Yep, I wouldn't hesitate to do it again. Ace Hardware had it for the least amount of money. $74.99 as I recall.


----------



## JRHOADES20 (Jul 12, 2010)

Brine said:


> Yep, I wouldn't hesitate to do it again. Ace Hardware had it for the least amount of money. $74.99 as I recall.




Any chipping or issues with it?? I think I like the black glossy look better, but I dont want to waiste my time and it just get chipped up and have to keep repainting it. Did you do the inside of your fender wells as well? Thanks for the info.


----------



## Brine (Jul 12, 2010)

I didn't stay glossy, and I haven't put enough miles on the trailer to tell you how it will hold up.

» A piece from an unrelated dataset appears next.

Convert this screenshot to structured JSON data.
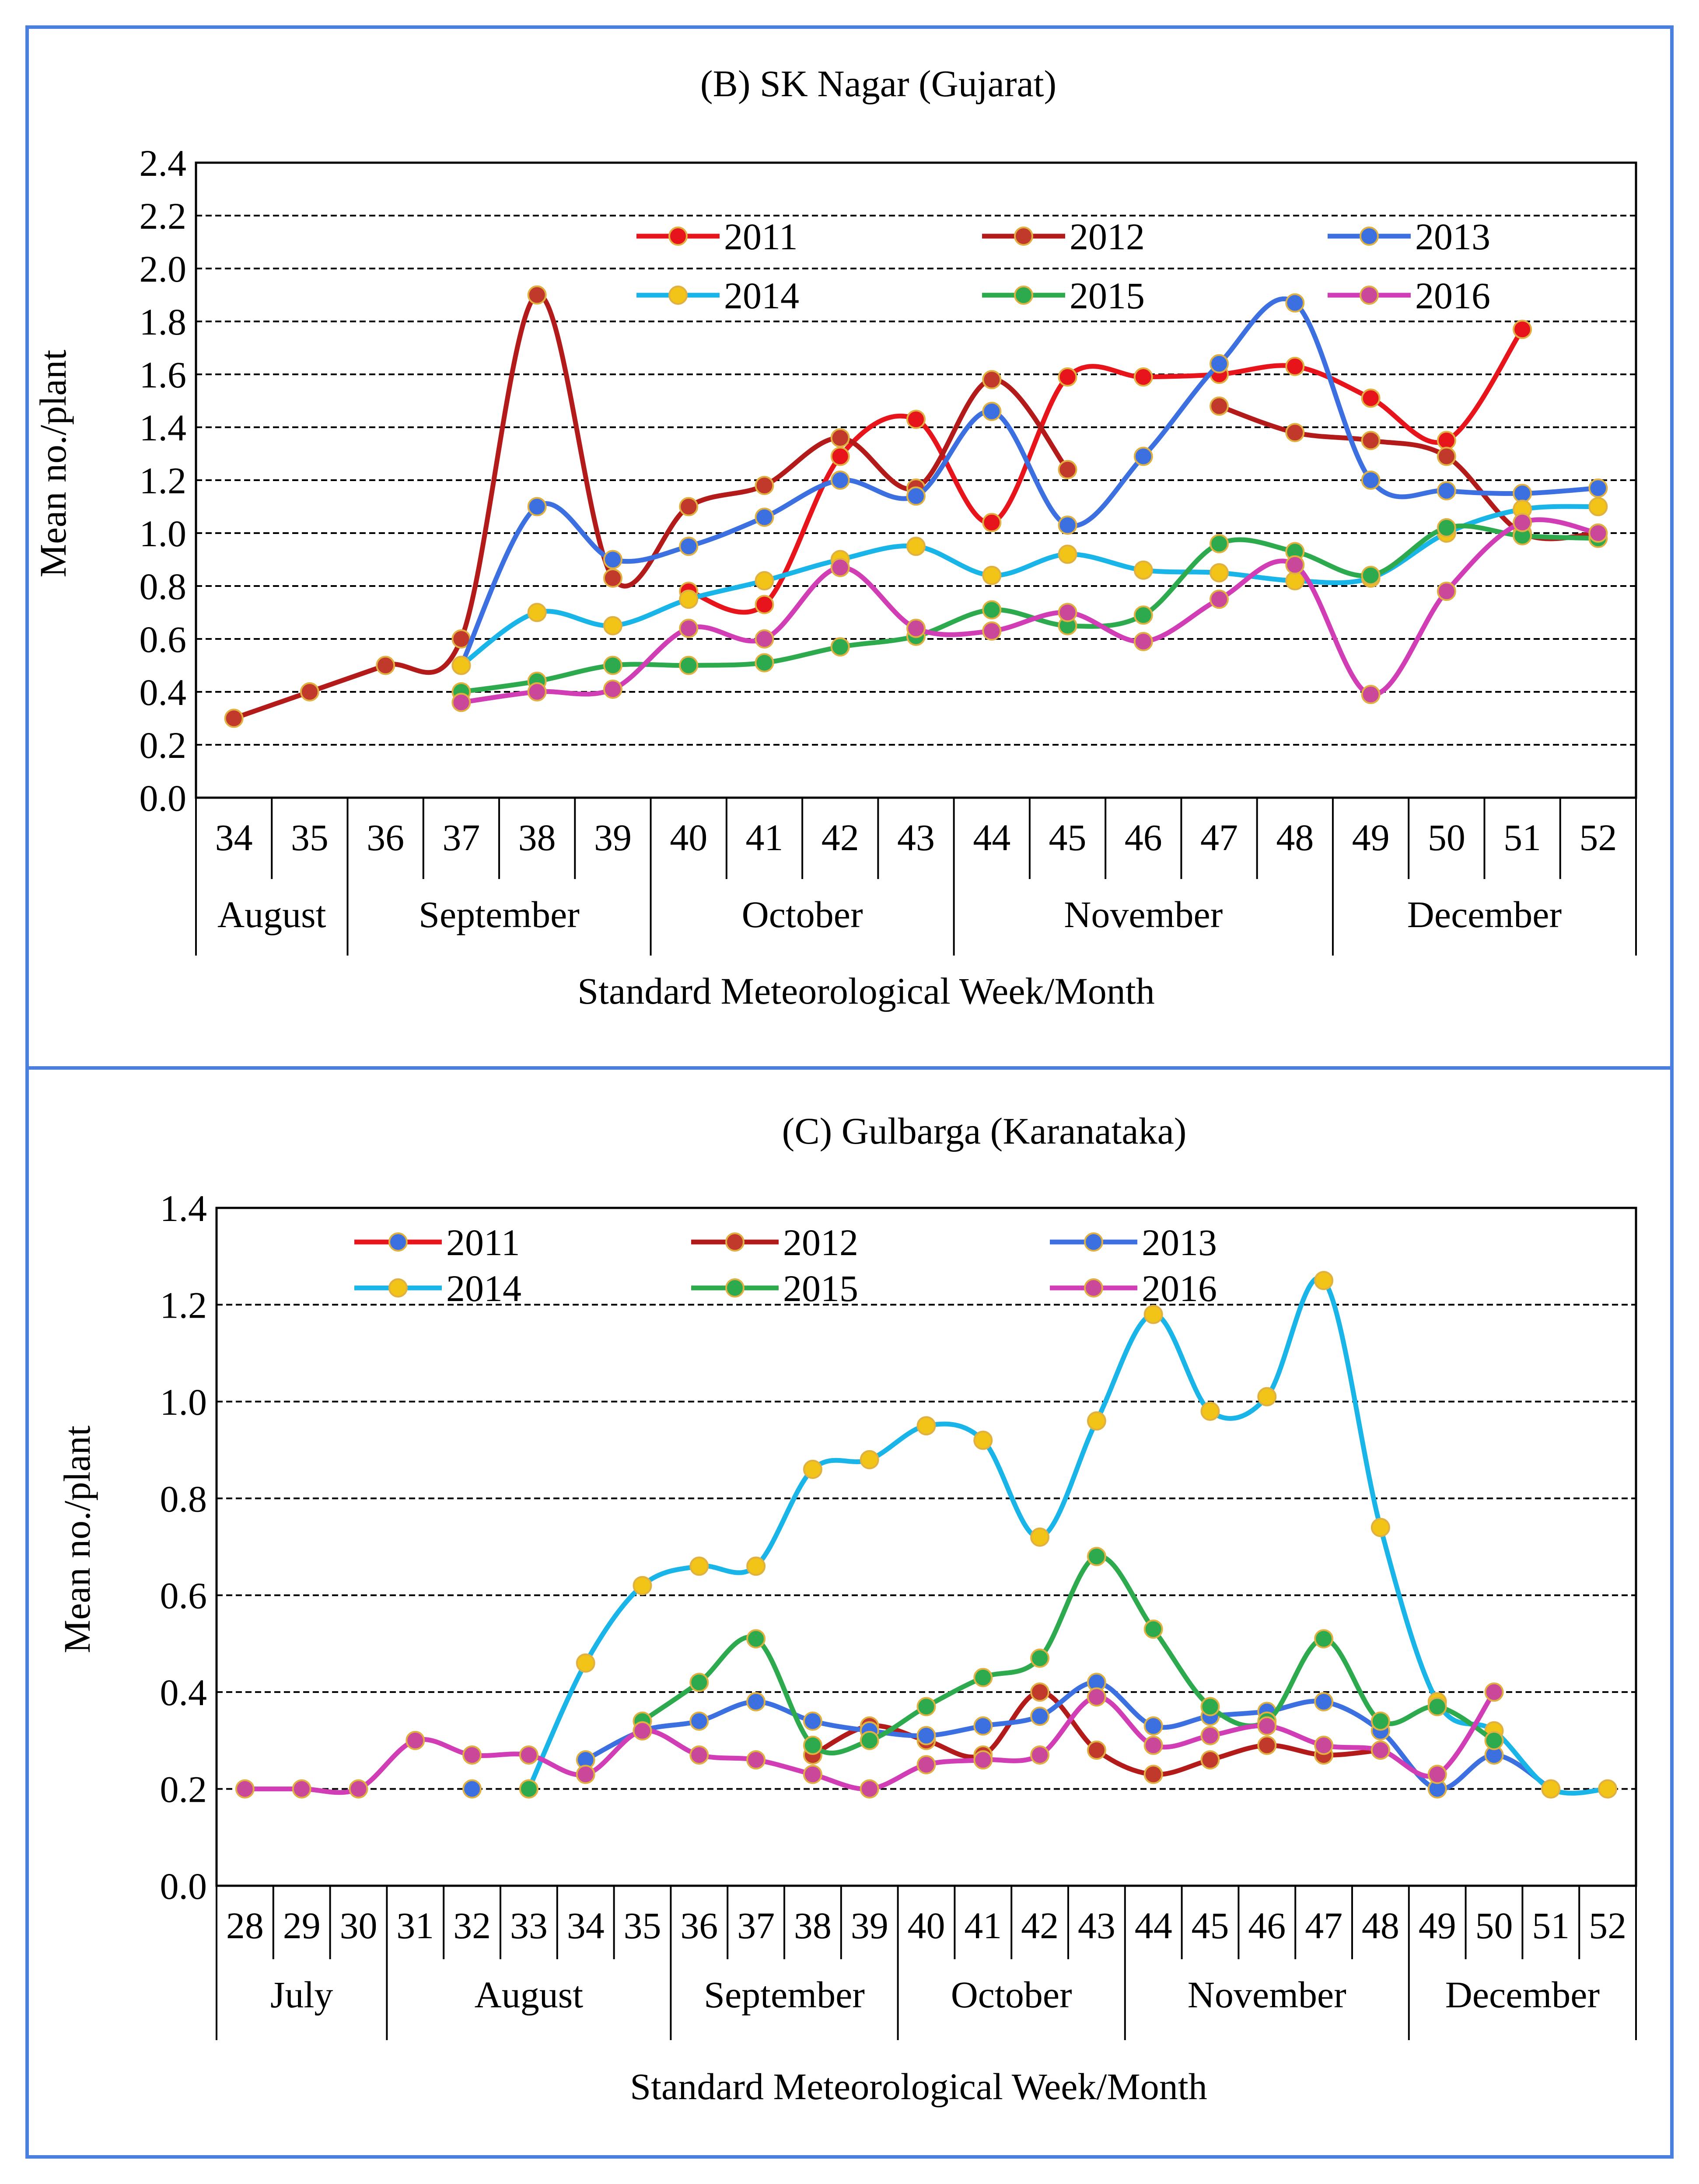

I did every square inch of the trailer. I can't see how any paint would be more scratch resistant than Herculiner, but I'm no coatings expert either.


----------



## JRHOADES20 (Jul 12, 2010)

Brine said:


> I didn't stay glossy, and I haven't put enough miles on the trailer to tell you how it will hold up. I did every square inch of the trailer. I can't see how any paint would be more scratch resistant than Herculiner, but I'm no coatings expert either.



Thanks Brine, when I said glossy i was refering to Rustoleum or some other Semi Gloss paint. I know that Herculiner wont be glossy. I will have to think about it, I am sure it has to be better on durability than paint. Thanks for the feedback.


----------